Rubber Intercropping Adoption of Smallholders in Xishuangbanna, China

Shi Min1, Hermann Waibel1, Jikun Huang2

1Leibniz Universität Hannover, Inst. of Development and Agricultural Economics, Germany
2Center for Chinese Agricultural Policy, Chinese Academy of Sciences, China


Driven by the relative high profits of rubber farming, smallholders in Xishuangbanna have experienced widespread and dramatic land use changes mainly through the conversion of the traditional crops e.g. maize, rice and rainforest areas to rubber plantations in past 30 years. The adoption of rubber cultivation has not only resulted in profound changes in the landscape but also triggered higher climatic and economic risks. Since the period before rubber can be harvested is around seven years, intercropping can be an effective strategy to generate additional income and contribute to household food security. Intercropping can also contribute to more efficient use of resources like labour, land and other natural resources. In addition, compared to monoculture, intercropping farming in mountain area normally has positive effects for soil conservation and agro-biodiversity.
In this study we examine the use of rubber intercropping by rubber farmers in Xishuangbanna.

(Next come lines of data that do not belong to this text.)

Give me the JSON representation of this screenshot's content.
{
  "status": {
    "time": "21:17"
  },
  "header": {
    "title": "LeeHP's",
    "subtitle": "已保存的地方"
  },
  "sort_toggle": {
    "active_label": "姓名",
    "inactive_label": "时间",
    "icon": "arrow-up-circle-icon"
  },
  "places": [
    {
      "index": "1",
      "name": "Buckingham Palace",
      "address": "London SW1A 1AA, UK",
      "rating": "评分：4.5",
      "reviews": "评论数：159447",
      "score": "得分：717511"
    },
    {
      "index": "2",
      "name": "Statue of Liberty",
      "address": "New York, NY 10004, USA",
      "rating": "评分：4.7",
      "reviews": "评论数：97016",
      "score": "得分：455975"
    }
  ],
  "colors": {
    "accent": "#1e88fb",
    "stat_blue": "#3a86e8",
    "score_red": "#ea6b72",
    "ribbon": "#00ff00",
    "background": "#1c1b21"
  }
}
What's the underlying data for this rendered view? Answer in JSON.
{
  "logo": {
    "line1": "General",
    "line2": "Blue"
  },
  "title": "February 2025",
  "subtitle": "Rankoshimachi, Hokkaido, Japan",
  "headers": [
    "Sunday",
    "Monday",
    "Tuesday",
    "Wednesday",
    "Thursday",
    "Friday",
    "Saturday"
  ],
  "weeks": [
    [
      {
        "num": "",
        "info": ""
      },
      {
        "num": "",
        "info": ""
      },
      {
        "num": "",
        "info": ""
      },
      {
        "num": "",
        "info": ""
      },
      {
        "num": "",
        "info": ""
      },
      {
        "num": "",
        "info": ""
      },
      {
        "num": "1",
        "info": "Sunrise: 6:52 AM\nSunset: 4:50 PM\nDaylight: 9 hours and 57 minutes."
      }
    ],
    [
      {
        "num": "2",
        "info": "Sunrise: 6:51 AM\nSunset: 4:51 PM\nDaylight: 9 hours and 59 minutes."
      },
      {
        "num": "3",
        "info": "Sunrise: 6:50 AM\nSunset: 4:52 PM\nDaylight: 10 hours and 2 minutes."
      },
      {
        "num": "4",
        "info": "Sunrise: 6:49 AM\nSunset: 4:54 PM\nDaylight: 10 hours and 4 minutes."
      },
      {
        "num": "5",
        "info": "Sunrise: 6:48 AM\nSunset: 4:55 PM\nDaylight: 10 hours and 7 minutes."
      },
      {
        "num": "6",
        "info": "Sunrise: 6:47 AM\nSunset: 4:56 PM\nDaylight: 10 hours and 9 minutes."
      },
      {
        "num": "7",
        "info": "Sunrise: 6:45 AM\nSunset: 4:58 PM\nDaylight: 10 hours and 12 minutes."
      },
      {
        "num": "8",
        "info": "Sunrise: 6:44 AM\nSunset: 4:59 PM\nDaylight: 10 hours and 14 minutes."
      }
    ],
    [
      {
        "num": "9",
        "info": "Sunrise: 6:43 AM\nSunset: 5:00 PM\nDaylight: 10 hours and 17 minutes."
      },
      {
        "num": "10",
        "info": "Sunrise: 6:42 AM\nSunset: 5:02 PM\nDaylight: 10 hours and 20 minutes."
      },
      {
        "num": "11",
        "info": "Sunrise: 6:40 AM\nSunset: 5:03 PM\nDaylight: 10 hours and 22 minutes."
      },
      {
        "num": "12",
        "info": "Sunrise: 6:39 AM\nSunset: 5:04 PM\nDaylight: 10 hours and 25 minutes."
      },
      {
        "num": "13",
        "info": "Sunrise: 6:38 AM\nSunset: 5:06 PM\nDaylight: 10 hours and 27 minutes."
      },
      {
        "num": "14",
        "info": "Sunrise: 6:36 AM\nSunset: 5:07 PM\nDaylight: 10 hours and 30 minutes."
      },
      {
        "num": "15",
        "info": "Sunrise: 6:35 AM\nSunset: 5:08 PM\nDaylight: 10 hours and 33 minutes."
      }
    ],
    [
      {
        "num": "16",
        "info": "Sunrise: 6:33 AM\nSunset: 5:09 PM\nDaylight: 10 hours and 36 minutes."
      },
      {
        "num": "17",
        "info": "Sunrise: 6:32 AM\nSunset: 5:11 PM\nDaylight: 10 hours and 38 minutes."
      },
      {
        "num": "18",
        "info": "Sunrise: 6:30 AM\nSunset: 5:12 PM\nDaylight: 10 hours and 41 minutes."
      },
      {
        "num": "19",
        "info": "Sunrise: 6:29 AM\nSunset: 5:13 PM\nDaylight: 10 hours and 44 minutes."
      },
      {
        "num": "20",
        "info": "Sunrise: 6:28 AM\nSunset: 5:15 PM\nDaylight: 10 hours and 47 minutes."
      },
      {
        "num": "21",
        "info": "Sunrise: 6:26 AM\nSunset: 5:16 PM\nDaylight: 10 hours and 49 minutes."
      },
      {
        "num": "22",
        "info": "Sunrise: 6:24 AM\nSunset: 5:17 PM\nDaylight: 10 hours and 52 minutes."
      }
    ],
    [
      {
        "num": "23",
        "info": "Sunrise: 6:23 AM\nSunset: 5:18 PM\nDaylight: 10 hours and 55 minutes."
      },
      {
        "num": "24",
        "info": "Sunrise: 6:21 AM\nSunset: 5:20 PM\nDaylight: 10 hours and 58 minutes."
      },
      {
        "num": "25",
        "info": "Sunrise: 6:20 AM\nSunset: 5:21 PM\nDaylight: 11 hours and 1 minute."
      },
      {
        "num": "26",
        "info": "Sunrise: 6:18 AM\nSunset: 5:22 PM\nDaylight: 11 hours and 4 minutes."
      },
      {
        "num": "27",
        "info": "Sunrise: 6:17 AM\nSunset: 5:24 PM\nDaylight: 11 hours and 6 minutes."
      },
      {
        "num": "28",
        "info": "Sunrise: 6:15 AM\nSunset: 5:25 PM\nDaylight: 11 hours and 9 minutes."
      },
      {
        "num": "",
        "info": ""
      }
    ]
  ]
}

We develop an intercropping adoption model and assess the determinants of rubber smallholders' land management system. These include socio-economic factors as well as location and natural resources factors. The analysis is based on a cross section data set of 612 rubber farmers from 42 villages in Xishuangbanna prefecture. The study allows identifying the preferences of smallholders for land use management and rubber intercropping. Such information can help extension workers and local policy makers to design strategies for improving rubber farmer' income and food security and promote sustainable rural development in Xishuangbanna. The findings of this study have also implications for other rubber producing area in South East Asia.